Two new proposals from the Brookings Institution’s Hamilton Project envision potential reforms to corporate and public policies to protect workers from the negative effects of non-compete agreements and other labor market practices the authors describe as anti-competitive. The first, written by Boston University professor Matt Marx, offers several suggestions for ensuring that non-competes are not abused, such as ensuring candidates are aware of them before accepting a job and improving non-disclosure agreements to be a better substitute for overly-restrictive non-competes.

The other paper, co-authored by economist Alan Krueger and law professor Eric Posner, takes a broader view of the problem of employers using their market power to suppress wages. In an op-ed at the New York Times, the authors highlight the crux of their argument:

The culprit is “monopsony power.” This term is used by economists to refer to the ability of an employer to suppress wages below the efficient or perfectly competitive level of compensation. In the more familiar case of monopoly, a large seller — like a cable company — is able to demand high prices for poor service because consumers have no other choice. It turns out that many corporations possess bargaining power over their workers, not just over their consumers. Their workers accept low wages and substandard working conditions because few alternative job opportunities exist for them or because switching jobs is costly.
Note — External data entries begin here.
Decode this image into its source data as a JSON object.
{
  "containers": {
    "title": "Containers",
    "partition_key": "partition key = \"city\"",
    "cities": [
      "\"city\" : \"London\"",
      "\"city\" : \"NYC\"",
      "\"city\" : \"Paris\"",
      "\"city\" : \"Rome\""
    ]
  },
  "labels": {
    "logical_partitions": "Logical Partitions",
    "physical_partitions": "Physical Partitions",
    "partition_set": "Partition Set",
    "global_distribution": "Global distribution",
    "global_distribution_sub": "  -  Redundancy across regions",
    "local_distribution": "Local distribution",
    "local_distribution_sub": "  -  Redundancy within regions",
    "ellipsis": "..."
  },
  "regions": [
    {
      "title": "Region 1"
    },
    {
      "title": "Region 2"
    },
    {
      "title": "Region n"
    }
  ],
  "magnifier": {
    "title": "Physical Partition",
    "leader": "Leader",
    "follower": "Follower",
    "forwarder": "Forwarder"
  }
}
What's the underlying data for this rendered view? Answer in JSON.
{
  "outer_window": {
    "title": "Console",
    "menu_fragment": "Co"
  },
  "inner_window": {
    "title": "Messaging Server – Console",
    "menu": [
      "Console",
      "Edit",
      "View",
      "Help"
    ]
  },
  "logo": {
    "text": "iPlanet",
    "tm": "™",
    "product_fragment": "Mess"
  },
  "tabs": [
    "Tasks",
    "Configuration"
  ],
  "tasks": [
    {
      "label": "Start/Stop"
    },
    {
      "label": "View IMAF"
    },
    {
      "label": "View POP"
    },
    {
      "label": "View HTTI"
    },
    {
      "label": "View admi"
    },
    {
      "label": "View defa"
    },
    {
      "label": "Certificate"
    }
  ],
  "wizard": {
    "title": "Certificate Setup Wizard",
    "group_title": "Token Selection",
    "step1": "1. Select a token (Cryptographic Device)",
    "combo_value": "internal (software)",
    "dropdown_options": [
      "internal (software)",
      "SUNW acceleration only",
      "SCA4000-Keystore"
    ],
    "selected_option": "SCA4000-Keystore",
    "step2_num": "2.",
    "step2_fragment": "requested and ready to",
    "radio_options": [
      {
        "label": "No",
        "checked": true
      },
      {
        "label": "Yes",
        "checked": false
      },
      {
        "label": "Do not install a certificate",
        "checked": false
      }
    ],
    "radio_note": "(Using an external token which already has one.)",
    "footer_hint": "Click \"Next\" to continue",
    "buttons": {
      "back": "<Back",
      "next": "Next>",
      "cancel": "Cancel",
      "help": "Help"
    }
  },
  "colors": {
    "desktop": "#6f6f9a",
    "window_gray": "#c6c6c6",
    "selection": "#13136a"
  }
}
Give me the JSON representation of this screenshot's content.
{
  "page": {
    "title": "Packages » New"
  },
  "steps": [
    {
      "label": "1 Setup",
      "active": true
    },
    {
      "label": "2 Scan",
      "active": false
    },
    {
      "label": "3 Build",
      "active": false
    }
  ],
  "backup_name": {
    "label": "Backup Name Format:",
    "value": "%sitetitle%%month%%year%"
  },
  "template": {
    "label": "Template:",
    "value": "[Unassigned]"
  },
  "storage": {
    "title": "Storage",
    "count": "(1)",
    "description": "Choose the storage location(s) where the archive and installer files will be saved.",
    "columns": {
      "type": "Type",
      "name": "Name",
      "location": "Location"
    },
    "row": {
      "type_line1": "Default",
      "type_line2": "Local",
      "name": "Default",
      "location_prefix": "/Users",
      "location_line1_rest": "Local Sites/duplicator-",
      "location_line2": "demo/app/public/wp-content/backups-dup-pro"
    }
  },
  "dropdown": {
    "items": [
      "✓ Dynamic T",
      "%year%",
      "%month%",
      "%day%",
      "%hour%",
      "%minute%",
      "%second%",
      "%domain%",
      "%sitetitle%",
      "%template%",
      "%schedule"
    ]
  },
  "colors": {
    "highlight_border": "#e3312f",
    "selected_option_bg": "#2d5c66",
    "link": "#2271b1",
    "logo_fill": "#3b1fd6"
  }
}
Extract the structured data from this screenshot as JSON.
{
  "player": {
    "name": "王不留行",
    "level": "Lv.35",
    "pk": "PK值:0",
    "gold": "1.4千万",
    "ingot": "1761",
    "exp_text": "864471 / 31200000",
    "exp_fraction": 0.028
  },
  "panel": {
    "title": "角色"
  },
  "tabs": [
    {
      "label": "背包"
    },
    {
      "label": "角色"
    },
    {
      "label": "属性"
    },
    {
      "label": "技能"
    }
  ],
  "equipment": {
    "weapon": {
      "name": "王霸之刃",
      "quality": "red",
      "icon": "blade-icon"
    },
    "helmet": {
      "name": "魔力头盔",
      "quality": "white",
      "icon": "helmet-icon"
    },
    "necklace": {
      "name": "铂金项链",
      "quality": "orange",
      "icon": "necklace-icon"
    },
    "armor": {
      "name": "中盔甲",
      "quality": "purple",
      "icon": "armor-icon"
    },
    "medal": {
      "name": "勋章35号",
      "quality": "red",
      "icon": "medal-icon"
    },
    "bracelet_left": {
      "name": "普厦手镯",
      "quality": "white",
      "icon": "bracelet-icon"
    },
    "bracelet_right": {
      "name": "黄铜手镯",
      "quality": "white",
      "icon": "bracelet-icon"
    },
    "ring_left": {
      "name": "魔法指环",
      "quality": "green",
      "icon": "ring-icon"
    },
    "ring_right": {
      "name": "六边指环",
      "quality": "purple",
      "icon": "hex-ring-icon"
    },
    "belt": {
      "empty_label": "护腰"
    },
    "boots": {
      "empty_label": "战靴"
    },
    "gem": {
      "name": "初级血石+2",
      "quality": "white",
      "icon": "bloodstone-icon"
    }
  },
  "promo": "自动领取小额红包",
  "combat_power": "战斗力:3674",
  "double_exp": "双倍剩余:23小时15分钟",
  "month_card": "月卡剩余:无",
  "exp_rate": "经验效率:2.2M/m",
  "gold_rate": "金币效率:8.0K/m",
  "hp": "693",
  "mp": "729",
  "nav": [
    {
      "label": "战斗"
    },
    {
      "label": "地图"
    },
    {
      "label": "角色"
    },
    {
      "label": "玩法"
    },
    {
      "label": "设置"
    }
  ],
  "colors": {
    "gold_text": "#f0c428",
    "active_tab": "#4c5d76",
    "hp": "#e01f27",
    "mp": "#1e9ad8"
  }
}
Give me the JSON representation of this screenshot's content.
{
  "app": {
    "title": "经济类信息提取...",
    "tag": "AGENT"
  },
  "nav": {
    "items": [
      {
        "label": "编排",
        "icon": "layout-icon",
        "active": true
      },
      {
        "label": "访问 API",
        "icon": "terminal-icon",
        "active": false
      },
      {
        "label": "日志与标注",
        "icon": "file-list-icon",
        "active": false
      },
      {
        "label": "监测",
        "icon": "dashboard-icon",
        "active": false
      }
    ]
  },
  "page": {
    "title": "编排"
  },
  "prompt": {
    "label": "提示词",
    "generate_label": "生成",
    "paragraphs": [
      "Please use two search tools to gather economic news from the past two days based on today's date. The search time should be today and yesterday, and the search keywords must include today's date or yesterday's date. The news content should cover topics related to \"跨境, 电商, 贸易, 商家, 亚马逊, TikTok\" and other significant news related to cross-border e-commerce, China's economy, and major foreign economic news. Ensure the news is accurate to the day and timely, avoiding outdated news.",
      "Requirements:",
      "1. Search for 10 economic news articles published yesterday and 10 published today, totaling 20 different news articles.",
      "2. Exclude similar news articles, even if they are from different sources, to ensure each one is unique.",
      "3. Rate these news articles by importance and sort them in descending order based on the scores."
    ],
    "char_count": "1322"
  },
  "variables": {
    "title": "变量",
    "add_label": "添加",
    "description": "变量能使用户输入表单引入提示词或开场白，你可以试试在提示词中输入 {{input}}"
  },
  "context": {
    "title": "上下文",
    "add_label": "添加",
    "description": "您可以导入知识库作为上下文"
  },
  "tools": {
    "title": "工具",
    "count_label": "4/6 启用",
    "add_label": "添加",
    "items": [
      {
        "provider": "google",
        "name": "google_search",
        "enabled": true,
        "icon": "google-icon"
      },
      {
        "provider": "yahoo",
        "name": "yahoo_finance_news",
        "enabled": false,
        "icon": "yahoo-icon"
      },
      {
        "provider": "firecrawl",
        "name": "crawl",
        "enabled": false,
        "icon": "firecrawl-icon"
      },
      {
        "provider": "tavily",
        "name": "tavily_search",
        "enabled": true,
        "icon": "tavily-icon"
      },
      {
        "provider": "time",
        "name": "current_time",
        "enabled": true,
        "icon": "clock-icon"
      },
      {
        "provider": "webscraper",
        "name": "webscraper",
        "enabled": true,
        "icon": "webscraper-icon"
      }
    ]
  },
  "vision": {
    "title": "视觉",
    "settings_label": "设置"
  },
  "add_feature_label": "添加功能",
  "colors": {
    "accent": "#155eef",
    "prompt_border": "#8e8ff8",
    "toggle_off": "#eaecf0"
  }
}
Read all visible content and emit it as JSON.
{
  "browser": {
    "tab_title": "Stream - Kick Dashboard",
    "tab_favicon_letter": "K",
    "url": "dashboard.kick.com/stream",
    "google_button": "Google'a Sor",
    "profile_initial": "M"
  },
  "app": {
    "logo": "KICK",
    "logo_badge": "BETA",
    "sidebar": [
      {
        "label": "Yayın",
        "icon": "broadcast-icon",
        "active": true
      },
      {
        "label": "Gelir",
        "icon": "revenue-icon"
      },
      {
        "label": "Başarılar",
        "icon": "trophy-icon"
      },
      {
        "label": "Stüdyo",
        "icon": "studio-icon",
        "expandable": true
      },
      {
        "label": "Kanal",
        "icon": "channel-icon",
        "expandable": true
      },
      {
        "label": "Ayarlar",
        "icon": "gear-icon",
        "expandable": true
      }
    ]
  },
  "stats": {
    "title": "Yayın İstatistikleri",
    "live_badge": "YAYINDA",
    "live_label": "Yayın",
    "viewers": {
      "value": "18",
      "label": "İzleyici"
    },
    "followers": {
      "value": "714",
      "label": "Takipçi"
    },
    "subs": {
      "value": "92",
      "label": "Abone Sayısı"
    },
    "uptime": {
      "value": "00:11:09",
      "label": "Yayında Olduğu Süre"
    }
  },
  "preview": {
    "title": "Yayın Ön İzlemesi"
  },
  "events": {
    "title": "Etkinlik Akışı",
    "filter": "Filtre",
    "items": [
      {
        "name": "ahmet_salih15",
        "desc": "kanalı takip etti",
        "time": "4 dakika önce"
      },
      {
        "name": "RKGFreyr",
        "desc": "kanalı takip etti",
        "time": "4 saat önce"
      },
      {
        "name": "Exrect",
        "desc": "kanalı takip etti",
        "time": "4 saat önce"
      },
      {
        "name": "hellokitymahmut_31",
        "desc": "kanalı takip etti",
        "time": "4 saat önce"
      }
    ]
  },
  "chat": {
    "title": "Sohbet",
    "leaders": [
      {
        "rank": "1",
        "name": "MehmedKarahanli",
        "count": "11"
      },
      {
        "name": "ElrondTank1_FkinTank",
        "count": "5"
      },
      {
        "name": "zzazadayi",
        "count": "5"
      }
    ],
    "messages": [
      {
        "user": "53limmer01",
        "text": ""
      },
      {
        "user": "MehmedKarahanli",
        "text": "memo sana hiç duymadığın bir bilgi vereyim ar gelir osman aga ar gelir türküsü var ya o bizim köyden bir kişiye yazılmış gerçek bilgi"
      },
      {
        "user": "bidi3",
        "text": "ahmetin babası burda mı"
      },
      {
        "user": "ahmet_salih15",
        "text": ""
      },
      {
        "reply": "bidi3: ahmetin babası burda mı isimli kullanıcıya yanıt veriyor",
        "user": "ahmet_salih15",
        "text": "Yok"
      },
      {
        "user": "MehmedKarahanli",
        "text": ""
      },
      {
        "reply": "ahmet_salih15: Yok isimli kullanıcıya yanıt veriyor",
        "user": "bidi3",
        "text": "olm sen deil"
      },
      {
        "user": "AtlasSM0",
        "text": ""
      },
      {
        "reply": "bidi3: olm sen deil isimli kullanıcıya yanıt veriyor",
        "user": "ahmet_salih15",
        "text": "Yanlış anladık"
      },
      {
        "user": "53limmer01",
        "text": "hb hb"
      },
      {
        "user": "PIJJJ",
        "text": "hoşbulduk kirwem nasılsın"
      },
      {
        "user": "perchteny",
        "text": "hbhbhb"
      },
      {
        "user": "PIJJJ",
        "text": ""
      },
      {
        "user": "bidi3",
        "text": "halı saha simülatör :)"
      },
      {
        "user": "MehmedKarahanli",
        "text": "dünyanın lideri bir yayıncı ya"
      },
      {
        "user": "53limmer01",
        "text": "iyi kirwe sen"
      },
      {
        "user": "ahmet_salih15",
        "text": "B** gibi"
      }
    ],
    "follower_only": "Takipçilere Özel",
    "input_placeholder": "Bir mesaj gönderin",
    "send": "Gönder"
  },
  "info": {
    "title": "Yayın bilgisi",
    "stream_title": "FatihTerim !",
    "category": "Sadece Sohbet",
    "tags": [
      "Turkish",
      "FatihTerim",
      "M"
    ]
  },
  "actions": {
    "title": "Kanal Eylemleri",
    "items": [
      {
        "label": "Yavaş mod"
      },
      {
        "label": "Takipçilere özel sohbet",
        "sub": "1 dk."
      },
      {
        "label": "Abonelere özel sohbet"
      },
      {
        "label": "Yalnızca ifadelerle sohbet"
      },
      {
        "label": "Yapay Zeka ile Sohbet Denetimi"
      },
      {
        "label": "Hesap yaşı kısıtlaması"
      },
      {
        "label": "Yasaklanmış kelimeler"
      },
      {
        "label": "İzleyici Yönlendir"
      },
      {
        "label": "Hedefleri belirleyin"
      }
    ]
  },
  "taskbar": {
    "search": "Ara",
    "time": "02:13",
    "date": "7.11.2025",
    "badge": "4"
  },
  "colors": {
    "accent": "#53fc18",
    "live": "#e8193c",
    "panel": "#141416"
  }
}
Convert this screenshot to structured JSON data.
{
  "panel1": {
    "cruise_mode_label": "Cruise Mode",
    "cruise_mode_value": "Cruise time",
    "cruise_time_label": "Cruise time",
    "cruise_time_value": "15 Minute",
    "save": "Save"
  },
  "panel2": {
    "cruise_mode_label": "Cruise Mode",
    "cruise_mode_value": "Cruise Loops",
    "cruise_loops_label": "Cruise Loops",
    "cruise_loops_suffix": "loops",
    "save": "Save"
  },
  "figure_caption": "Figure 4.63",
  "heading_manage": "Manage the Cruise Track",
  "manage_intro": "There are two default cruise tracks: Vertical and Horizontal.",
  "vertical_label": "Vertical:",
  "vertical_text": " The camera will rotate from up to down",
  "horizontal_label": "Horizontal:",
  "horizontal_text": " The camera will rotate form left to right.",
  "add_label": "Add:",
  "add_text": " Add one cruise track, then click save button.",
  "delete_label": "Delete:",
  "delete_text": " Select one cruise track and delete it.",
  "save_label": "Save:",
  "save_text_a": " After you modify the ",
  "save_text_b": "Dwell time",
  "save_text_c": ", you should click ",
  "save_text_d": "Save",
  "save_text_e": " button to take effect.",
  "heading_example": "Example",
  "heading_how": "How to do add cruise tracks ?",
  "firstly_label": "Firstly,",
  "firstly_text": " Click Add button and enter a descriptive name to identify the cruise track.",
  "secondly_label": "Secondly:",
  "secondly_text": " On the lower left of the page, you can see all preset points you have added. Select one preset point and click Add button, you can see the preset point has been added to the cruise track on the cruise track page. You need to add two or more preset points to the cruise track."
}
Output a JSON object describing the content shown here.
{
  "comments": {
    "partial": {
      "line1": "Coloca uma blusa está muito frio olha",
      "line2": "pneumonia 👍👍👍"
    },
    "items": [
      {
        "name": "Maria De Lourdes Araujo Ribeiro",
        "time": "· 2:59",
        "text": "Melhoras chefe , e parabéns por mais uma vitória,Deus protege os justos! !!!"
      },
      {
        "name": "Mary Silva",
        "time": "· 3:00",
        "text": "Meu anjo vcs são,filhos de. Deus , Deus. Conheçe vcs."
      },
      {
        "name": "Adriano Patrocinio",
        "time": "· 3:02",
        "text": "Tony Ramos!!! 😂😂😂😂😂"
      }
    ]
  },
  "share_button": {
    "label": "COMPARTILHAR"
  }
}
In other words, in the labor market, effectively a small number of employers are competing for labor.

The authors point to non-competes, anti-poaching agreements, or other forms of collusion, as well as mergers with adverse effects on the labor market, as the means by which companies keep wages low. This might be true, or there might be other tools that companies are using to hold back wage growth (e.g. pressure from the CFO to drive margin, or lobbying states and municipalities to not increase minimum wages). This public policy debate, however, misses a bigger issue that this strategy causes for the companies themselves.